The government’s latest plan to save New Zealand’s wildlife and plants promises to have te ao Māori at its heart, including holding mātauranga Māori in the same regard as Western science.
The new strategy, Te Mana o te Taiao, has five key outcomes including that ecosystems from mountain tops to ocean depths are thriving, indigenous species and their habitats are protected, and treaty partners are exercising their full role as rangatira and kaitiaki.
New Zealand’s biodiversity is in crisis with about 4000 species threatened or at risk of extinction.
Conservation Minister Eugene Sage said the last plan – launched 20 years ago – failed to have a strong Māori perspective, and things had only got worse since then.
“The 2000 strategy did not have a strong te ao Māori perspective, this one does. And the 2000 plan didn’t have the detail of the actions and monitoring that was required,” she said.

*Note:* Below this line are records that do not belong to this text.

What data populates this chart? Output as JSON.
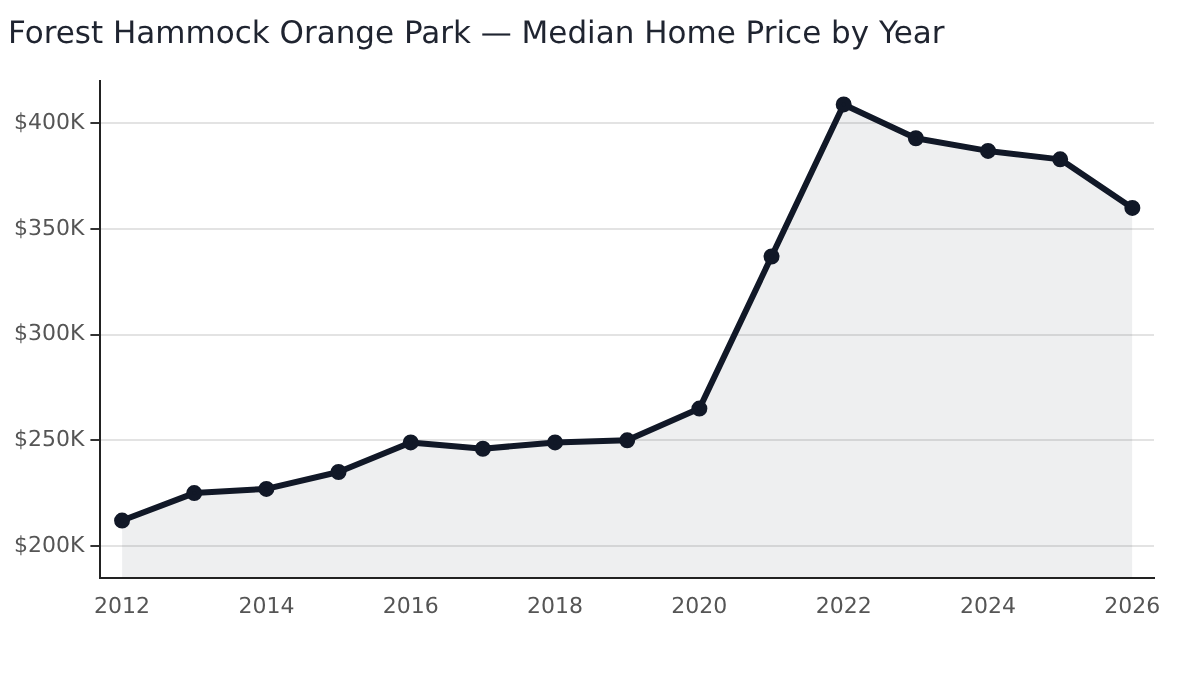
{
  "chart_data": {
    "type": "area",
    "title": "Forest Hammock Orange Park — Median Home Price by Year",
    "x": [
      2012,
      2013,
      2014,
      2015,
      2016,
      2017,
      2018,
      2019,
      2020,
      2021,
      2022,
      2023,
      2024,
      2025,
      2026
    ],
    "series": [
      {
        "color": "#111827",
        "values": [
          212,
          225,
          227,
          235,
          249,
          246,
          249,
          250,
          265,
          337,
          409,
          393,
          387,
          383,
          360
        ]
      }
    ],
    "xlim": [
      2011.7,
      2026.3
    ],
    "xticks": [
      2012,
      2014,
      2016,
      2018,
      2020,
      2022,
      2024,
      2026
    ],
    "ylim": [
      185,
      420
    ],
    "yticks": [
      {
        "value": 200,
        "label": "$200K"
      },
      {
        "value": 250,
        "label": "$250K"
      },
      {
        "value": 300,
        "label": "$300K"
      },
      {
        "value": 350,
        "label": "$350K"
      },
      {
        "value": 400,
        "label": "$400K"
      }
    ],
    "grid": "y",
    "marker": "circle",
    "line_style": "solid",
    "legend": false
  }
}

One of the strategy’s key objectives is to see Māori leading the delivery of many biodiversity restoration projects, and partnering with the government on decisions about taonga species and the whenua, awa and moana with which they associate.
A climate spokesperson for the iwi Chairs Forum, Mike Smith, said he had heard it all before.
“Quite often the Crown’s idea of engagement is like a shark engaging with a kahawai, one eats the other. Or there’s such a power imbalance that Māori are not in a position to really advocate for their full interests,” Smith said.
“Or they’ll set up marginalised advisory groups that don’t actually have any fundamental power and it will create the appearance of Māori participation but it wont be rangatiratanga.”
Another key objective is for mātauranga Māori to be invested in and have “equal mana to knowledge gained through other scientific disciplines and ways of seeing/understanding the world’.
Māori biodiversity group Te Tira Whakamātaki’s chief executive Melanie Mark-Shadbolt said that was a crucial element to the strategy.
“We have this dichotomy where Western science is hardly ever challenged. We just assume that when the science sits at the table and says that we’re losing species that we accept that because they have the science and the data to back that up,” Mark-Shadbolt said.
“What we’re talking about is that when our knowledge holders say the same and when our kaumātua and tohunga turn up and say that we’ve got these observations, that it has the same status, that it’s invested in and it is accepted as being true.”
She agreed that Māori needed to have more decision-making power on biodiversity plans and projects.
“We can engage, we can consult as much as we want, we can throw a few dollars here and there and put some kaitiaki on the ground to do some pest eradication, but unless we’re willing to look at the legislative changes, whether that be in the RMA or the national policy statement that allow Māori to be decision makers, we won’t have the impact that we need to have to reverse the decline of our biodiversity.”